Every single child in the memory straightened their spine, as if they’d been conditioned—cruelly—to always obey.

“And are you actually going to try to breach the dome?”

That came from young Steeler himself, in a voice that shocked the hell out of me: much too hard and cold for such a small child.

The Fated General leaned over him, and now something caught my attention from the stump of her finger: the socket seemed to flex moments before a silver finger shot out from the smooth patch of skin…

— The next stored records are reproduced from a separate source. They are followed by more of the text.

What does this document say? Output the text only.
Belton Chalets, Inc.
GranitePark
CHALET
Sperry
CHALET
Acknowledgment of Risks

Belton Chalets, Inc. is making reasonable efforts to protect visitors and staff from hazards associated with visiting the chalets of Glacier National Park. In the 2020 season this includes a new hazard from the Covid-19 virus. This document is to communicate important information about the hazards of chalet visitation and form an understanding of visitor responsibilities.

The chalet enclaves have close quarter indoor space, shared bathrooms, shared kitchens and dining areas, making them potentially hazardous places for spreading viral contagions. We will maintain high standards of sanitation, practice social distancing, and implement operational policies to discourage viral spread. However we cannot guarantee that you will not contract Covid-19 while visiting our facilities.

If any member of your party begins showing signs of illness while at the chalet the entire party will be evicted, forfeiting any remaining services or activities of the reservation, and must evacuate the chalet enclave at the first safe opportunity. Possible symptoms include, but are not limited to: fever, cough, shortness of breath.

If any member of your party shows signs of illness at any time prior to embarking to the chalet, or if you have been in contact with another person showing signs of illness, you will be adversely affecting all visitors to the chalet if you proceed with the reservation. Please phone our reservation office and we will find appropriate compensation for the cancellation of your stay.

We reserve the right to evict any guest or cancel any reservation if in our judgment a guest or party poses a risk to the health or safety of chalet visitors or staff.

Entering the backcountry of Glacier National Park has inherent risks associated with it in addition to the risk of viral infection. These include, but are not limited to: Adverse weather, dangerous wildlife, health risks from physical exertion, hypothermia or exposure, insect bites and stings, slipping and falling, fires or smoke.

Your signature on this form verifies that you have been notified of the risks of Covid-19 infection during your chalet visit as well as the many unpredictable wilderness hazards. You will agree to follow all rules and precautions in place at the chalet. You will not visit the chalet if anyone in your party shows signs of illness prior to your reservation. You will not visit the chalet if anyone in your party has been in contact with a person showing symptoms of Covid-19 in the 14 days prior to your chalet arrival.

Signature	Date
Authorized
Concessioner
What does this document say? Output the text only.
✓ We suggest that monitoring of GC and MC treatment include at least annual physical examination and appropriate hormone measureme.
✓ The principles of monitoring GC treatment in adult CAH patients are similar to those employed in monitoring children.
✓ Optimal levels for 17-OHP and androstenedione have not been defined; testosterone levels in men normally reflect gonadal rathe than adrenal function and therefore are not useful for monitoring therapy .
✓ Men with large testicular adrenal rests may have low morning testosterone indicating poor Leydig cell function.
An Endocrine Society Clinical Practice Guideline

And kept shooting out. Longer and longer and longer the finger stretched, until it curled like a metal hook and lifted young Steeler’s chin. Apparently, the Fated General’s innate power was the ability to grow literal weapons from her body.

“You know as well as I do that when the time comes for the dome to break, it will not be me who shatters it, boy.”

The mist changed.

Now Steeler and his friends sat in a circle on fallen, moss-eaten logs outside a flickering village—older and more carefree than they’d been on the ship. The dense line of jungle in the distance told me they were indeed on the island, just as their Fated General had planned.

The bottle they were passing in circles, however, told me they weren’t taking their jobs as spies too seriously for the time being.

“Oh, come on, let me have another go.”

It was the sandy-haired boy, the freckles on his arms faded now that he’d been living within the shaded foliage of the jungle for the last ten or so years. He held out a hand toward Steeler and eagerly wiggled his fingers, wagging his brows along with them.

“Don’t be greedy, Mattheus,” Sasha snorted from across their circle. “Wasn’t it enough when you blew steam out of your ears a moment ago?”

The boy named Mattheus shook his head with a too-serious expression stamped over his face. “Until I can blow steam out of my asshole, too, I will never be satisfied.”

Sasha tutted and Terrin punched him in the shoulder.

Groaning, Steeler passed over the bottle of what must have been bascale, filled with several particles of the five different types of bascite all mixed together.

Rodhi had once claimed the effects were random, that our powers just didn’t know what shape to take until the actual Branding, but now I knew: with so many separate magics swimming in that liquid, the blood probably reacted to the strongest one in each individual swallow.

I held my breath, a chill of familiarity sweeping over me as the scene played out almost exactly like mine had in the tent with Rodhi.

Like me, these teenagers had shapeless power lurking in their blood, easily triggered by the drink.

But unlike me, none of them had exploded upon their first gulp. Now, though…

Mattheus chugged the remains, coughed, and wiped his mouth with his wrist. The others leaned in.

His eyes glazed over.

A shiver wracked his body.

Then it burst from him: not any of the five sanctioned magics, but his own magic, formless and raw and unending.

Steeler and Garvis, Terrin and the twins—they all flew backward off their logs, their backs slamming into the ground. Wails and moans rose from the five of them while Mattheus scrabbled at his chest, trying to contain the energy that was pouring out of him.

But he couldn’t. And where my recollection of my own memory had stopped abruptly after a few seconds, this one kept going.

And going.

And going.

Neither Steeler nor his friends could get up against the surge of power. They couldn’t do anything besides cower and cover their heads and wait for several adult figures to come sprinting toward them from the village, shouting out questions.

The mist changed.

Mattheus stood limply in the village square, each of his arms chained to a post behind him. I wanted to scream at him to run when Kitterfol Lexington strode up to him with a leather whip in his fist.

And a grin on his face.

“Ladies and gentlemen.” Lexington turned to address the crowd of villagers all smashed together behind a long line of Good Council elites.

His braids were shorter in this memory, but only slightly.

“This is what happens when our blood cannot handle the magic we are gifted.” He swept a hand toward Mattheus behind him.

“Chaos and destruction that threatens the safety of the entire island. This boy was not yet Branded, but he did steal a small amount of bascite and proved himself unworthy of even that. And such danger to our community will not be tolerated.”